Malala Yousafzai once famously said "We cannot succeed when half of us are left behind." This is especially apparent in the achievement gaps between groups of students, including students of color and white students, and low-income and middle- to upper-class students. Despite this benevolent and righteous aim, there are still critics who argue that multiculturalism has no place in schools. Research has proven this wrong countless times. Multiculturalism has both practical and creative applications that extend far beyond simply providing "representation."
What is it?
Multiculturalism can best be understood as a meeting of empathy and equal opportunity for achievement across race, gender and class. Rather than dismissing other cultures in favor of a dominant one, multicultural education seeks to embrace multiple cultures and incorporate both its history and its sociological makeup into the curriculum[i]. This reflects the five major themes of multiculturalism: content integration, knowledge construction, a pedagogy of equity, prejudice reduction and an environment of empowerment and affirmation[ii].
Content integration and knowledge construction have an especially important impact on how students will learn to perceive different cultures. This phenomenon is partly explained by the idea of relational content. It supposes that the disparity of power between the speaker and the recipient affects how a message is received.
The reception of this content is one cog in the larger wheel of socialization of the school environment whereby the older members of the social structure pass on social norms – including attitudes and customs – to the younger members. In the case of passive socialization, the younger members assimilate to these norms without an exchange of contrary ideas[iii]. Without that exchange, students may absorb the hostile racial biases of their teachers. For example, though a teacher may design a syllabus with multicultural narratives in mind, speaking in a condescending manner or leaving out key facts will be more impactful than the content of the course.
The implications of this intergenerational racial bias are damaging. Research has proven that racism has profound effects on a victim's mental health. Racial bias carried from the class to the workforce amplifies institutionalized racism, affecting an individual's standards of living, such as housing. These experiences of racism can be degenerative to an individual's psychological, emotional and physical well-being[iv].
While critics may argue that an immediate response does not always reflect truly racist values, and is thereby not threatening, it has also been proven that those quick responses can be dangerous. That immediate bias can translate into potentially devastating scenarios such as physically larger black men being perceived as threatening[v] or black women finding themselves more at a risk for pedestrian car accidents than white women[vi]. Multiculturalism addresses these issues by examining forces of stereotyping, such as media, and learning about how to develop one's understanding beyond such stereotypes[vii].

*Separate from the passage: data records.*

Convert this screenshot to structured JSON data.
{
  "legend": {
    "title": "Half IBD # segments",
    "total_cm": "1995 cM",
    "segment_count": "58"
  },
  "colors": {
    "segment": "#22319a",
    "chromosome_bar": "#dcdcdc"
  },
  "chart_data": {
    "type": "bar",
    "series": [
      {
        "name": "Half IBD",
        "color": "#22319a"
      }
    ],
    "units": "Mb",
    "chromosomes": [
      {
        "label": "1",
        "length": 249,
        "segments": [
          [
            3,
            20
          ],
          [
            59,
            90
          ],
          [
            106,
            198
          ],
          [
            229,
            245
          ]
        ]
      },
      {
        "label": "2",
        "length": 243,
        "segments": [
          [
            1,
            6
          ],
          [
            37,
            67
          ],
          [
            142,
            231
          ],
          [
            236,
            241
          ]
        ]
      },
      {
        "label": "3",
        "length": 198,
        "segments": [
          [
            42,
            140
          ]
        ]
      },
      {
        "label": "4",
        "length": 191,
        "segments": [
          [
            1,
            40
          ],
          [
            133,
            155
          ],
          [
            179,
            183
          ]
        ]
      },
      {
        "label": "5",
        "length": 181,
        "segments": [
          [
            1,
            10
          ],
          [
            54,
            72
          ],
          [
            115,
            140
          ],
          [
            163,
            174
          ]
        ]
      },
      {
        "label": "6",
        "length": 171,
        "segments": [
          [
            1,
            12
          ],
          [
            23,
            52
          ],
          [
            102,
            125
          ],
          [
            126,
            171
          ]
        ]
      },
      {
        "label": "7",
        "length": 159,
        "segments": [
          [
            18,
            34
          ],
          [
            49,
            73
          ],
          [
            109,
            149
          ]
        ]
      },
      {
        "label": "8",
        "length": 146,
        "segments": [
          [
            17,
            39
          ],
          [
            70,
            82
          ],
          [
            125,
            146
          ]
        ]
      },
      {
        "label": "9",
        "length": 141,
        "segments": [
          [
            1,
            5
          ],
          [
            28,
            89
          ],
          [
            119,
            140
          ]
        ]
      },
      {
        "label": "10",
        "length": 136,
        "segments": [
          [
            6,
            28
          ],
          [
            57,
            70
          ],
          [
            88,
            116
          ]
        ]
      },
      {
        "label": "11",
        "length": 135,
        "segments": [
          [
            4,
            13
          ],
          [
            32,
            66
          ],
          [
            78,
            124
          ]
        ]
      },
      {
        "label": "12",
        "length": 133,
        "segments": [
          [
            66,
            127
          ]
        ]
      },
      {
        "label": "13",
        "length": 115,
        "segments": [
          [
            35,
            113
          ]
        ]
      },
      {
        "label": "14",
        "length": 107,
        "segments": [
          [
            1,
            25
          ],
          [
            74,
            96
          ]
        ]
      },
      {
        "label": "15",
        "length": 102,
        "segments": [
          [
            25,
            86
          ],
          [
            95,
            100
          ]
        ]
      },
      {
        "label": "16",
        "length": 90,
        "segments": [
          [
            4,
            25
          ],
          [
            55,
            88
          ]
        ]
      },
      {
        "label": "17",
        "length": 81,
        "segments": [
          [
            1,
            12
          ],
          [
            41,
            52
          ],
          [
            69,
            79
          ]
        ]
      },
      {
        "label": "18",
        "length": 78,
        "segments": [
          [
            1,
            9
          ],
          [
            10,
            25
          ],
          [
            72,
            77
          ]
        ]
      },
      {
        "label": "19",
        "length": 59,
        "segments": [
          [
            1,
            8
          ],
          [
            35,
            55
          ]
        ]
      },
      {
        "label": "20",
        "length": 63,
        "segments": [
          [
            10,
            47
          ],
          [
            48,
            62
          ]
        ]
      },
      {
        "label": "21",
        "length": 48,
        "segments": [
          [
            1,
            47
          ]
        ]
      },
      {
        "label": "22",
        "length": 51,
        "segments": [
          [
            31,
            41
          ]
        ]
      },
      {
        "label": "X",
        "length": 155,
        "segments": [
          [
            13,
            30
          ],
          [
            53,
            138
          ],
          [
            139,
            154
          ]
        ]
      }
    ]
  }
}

How does multiculturalism help?
Introducing, examining and affirming a variety of narratives from different cultures are important tools to introducing empathy for those typically considered "the other." For example, in a study of group bias among children, it was found that children who had refused to help an "outsider" changed their minds when introduced to the perspective of that outsider[viii]. On the other hand, studies have also found that a dominant message of denying cultural differences produced quicker responses of racial bias[ix].
The three most widely used forms of multicultural education include formal, symbolic and societal curriculums. This ranges from incorporating authentic cultural texts into the syllabus, utilizing cultural symbols such as artwork and examining the messages about culture relayed by media. Most importantly, this includes the adaptation of the teacher to the cultural-sociological framework of their students' different cultures. Following the theory of socialization, this means that students will also learn to adapt to a diverse world.
Two for the price of one?
These elements affirm that multicultural education not only narrows achievement gaps between groups of students, but also benefits students who already excel. Examinations of the decline in creative education have found that a major problem was the "if it ain't broke, don't fix it" mentality educators tend to possess. Most teacher see no reason to improve the creative dynamics of their classroom, thus making no effort to improve those dynamics[x]. Multiculturalism, on the other hand, demands that creative energy.
Multicultural education is both emphatic and creative, providing students a strong tool to combat unintentionally or intentionally taught biases. Deconstructing these biases has broad implications not only for public safety, but for the critical thinking skills necessary for economic and emotional reasons. Socrates called the "unexamined life" one not to be lived. The examined life – and a full, well-rounded education – should include the examination of the individual's relation to others and solutions for peaceable interactions.